An international team of researchers have sought to identify genetic mutations that produce abnormal forms of a key heart muscle protein.
As a result of the mutations, the heart muscles weaken and produce a condition known as ‘dilated cardiomyopathy.’
The increased strain that is then put on the heart can lead to heart failure where the organ is unable to pump the requisite quantities of blood.
Changes to titin, a protein that is part of the mechanism muscles use to contract and relax, have been implicated as a cause for dilated cardiomyopathy.
Titin is the largest human protein and is produced by a gene whose genetic information exists as 364 separate segments, known as exons. Variations in how the genetic data from these exons are assembled mean that the protein can exist in a variety of forms.
A 2012 study carried out in severe and familial cases of dilated cardiomyopathy found that disruptive mutations in the gene, resulting in truncated titin variants being produced, were the commonest genetic cause for the ailment.
Researchers who carried out that study have gone on to examine titin gene sequences from over 5,200 individuals, with and without the condition, as well as scrutinising 150 heart tissue samples collected from patients who underwent heart surgery.
The 2012 study had shown that one in 50 of apparently normal individuals have a titin truncation, observed Stuart M. Cook of Duke-NUS Graduate Medical School in Singapore and Imperial College in London, U.K., one of the senior authors of a paper published today (January 15) in Science Translational Medicine .

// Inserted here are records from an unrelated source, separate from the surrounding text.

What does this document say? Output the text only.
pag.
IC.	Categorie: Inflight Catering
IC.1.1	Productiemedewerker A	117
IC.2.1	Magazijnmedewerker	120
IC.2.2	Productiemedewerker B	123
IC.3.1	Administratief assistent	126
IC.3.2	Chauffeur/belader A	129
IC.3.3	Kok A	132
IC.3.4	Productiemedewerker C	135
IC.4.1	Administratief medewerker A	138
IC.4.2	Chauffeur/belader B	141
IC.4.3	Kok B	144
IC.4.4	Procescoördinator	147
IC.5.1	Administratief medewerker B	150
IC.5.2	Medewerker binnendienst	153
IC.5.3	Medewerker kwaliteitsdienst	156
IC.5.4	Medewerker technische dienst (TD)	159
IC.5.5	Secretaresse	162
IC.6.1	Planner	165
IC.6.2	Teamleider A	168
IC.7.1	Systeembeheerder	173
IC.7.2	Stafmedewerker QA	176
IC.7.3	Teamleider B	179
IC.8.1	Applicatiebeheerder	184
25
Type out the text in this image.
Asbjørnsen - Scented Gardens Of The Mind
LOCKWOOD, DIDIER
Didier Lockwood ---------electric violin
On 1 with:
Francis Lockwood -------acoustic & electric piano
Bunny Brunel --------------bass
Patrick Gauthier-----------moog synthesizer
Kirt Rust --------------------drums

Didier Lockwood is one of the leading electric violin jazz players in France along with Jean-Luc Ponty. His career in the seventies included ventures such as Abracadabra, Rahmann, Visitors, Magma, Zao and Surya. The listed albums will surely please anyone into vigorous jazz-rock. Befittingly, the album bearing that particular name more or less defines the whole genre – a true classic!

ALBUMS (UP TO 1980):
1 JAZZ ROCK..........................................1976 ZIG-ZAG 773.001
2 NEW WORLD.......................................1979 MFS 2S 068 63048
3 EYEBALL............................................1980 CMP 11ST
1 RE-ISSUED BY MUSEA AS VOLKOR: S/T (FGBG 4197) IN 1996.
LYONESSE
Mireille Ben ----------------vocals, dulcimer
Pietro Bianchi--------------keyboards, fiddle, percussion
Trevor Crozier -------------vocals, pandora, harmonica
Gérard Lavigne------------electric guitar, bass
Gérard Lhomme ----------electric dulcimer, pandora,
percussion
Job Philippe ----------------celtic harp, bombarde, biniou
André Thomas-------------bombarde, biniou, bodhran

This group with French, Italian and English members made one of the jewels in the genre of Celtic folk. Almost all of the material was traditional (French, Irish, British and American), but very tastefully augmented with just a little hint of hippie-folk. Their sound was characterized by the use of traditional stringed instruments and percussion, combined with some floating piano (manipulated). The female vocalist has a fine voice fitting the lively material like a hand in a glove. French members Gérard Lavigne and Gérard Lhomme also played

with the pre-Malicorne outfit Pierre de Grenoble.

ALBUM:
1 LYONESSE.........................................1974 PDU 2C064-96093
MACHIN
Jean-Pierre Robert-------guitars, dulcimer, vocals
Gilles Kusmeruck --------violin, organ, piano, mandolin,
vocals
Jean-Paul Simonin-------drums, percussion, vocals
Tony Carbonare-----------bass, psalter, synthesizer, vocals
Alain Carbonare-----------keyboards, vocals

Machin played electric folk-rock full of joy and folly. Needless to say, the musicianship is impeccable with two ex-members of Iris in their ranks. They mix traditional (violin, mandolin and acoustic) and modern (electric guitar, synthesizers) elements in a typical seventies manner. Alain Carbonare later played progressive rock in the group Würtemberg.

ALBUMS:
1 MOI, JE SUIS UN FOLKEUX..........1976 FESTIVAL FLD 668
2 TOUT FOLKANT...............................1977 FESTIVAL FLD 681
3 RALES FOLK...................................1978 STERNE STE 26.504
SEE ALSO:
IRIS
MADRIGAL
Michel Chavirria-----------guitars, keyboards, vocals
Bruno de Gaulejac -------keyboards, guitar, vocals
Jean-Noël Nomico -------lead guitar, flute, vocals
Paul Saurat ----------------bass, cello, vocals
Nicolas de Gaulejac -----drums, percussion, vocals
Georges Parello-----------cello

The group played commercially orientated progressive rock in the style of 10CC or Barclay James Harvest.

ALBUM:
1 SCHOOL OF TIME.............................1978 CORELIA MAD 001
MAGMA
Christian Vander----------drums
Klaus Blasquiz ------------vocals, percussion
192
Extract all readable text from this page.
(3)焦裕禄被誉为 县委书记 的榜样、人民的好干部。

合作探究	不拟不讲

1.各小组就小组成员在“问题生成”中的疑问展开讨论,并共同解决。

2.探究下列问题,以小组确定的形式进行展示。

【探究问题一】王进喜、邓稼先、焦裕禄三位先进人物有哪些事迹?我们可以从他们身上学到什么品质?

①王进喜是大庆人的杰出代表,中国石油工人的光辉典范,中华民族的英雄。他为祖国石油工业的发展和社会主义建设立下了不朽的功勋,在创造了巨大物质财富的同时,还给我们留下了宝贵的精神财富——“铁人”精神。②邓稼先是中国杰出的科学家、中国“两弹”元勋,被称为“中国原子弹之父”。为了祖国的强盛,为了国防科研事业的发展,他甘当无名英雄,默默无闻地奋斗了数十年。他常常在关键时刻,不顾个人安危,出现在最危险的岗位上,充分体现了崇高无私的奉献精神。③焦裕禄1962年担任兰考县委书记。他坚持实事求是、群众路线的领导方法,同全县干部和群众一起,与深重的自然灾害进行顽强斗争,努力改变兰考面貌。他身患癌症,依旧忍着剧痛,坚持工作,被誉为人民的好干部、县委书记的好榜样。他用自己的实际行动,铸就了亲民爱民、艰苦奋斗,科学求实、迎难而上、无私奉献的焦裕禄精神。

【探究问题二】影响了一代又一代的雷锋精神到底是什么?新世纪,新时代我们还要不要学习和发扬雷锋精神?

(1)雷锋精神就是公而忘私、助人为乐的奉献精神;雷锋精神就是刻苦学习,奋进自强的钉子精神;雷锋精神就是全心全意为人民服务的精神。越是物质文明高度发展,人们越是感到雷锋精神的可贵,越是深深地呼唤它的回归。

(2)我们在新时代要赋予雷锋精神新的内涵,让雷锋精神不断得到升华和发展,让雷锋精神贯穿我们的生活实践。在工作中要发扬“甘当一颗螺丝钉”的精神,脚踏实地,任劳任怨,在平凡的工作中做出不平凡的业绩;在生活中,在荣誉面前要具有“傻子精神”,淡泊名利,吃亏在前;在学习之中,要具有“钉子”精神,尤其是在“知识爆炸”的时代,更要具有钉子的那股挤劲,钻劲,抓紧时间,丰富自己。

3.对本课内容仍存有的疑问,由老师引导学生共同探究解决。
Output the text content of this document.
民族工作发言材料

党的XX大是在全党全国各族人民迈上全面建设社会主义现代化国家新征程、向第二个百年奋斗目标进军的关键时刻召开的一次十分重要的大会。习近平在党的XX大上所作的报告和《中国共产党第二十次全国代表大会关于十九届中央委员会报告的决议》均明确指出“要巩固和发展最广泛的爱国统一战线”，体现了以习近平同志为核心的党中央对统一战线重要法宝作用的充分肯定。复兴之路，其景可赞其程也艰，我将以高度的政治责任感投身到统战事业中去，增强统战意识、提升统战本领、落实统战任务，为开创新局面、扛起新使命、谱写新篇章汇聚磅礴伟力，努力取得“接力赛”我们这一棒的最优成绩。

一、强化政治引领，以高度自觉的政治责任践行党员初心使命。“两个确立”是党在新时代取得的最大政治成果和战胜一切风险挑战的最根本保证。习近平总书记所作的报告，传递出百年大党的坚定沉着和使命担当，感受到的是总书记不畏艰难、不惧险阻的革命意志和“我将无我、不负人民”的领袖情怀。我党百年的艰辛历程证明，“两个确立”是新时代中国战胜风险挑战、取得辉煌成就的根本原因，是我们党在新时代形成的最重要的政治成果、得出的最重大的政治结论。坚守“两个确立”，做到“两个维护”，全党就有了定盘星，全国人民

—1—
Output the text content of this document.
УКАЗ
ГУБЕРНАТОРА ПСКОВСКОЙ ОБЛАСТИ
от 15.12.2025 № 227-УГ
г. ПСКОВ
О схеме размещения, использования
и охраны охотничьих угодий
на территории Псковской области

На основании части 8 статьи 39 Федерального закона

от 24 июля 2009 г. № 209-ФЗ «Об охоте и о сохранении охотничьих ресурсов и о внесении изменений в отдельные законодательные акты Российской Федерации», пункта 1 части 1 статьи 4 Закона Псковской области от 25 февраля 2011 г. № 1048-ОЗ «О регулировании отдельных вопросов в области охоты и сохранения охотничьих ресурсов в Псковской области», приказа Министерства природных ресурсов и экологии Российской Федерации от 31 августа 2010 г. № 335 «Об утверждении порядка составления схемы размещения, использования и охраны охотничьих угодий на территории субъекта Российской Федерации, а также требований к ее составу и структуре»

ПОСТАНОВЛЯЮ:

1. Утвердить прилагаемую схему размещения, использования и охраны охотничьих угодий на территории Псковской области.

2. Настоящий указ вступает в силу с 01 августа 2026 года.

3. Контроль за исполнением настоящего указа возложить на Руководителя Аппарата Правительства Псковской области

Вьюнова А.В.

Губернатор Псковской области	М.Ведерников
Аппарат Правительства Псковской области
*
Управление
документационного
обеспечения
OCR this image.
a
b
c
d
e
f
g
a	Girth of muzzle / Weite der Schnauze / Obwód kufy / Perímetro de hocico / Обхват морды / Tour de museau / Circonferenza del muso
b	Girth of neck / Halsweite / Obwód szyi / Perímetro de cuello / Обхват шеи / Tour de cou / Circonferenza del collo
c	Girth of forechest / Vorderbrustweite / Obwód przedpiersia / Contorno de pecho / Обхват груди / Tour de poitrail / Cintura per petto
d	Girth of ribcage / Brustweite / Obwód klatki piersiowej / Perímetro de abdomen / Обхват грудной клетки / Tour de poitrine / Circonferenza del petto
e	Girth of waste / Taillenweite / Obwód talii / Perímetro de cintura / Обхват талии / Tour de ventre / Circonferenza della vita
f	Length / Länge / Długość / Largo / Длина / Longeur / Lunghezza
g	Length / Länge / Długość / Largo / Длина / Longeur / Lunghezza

The question“The question is, why do these people have these truncations but not have the disease,” he remarked at a press briefing.
The latest study indicated that disease-causing mutations typically occurred in exons that are very highly used in the heart to produce titin, according to James S. Ware from the Royal Brompton & Harefield NHS Foundation Trust & Imperial College in U.K., another of the senior authors of the paper.
Mutations in the general population, on the other hand, tended to be in exons often omitted in the heart. Moreover, the disease-causing variants were towards one end of the titin gene.
It was found that patients with dilated cardiomyopathy due to titin mutations had more severe disease, with more life-threatening heart rhythm problems and ultimately poorer survival, he said during the press briefing. So such mutations may define a group of patients who could benefit from a tailored therapeutic approach.
The foreshortened titin protein produced by the disease-causing mutations appeared to be poisoning the heart muscle cells, remarked Christine E. Seidman of Brigham and Women's Hospital in Boston, U.S. Understanding how this occurred would allow development of directed therapeutics for the condition.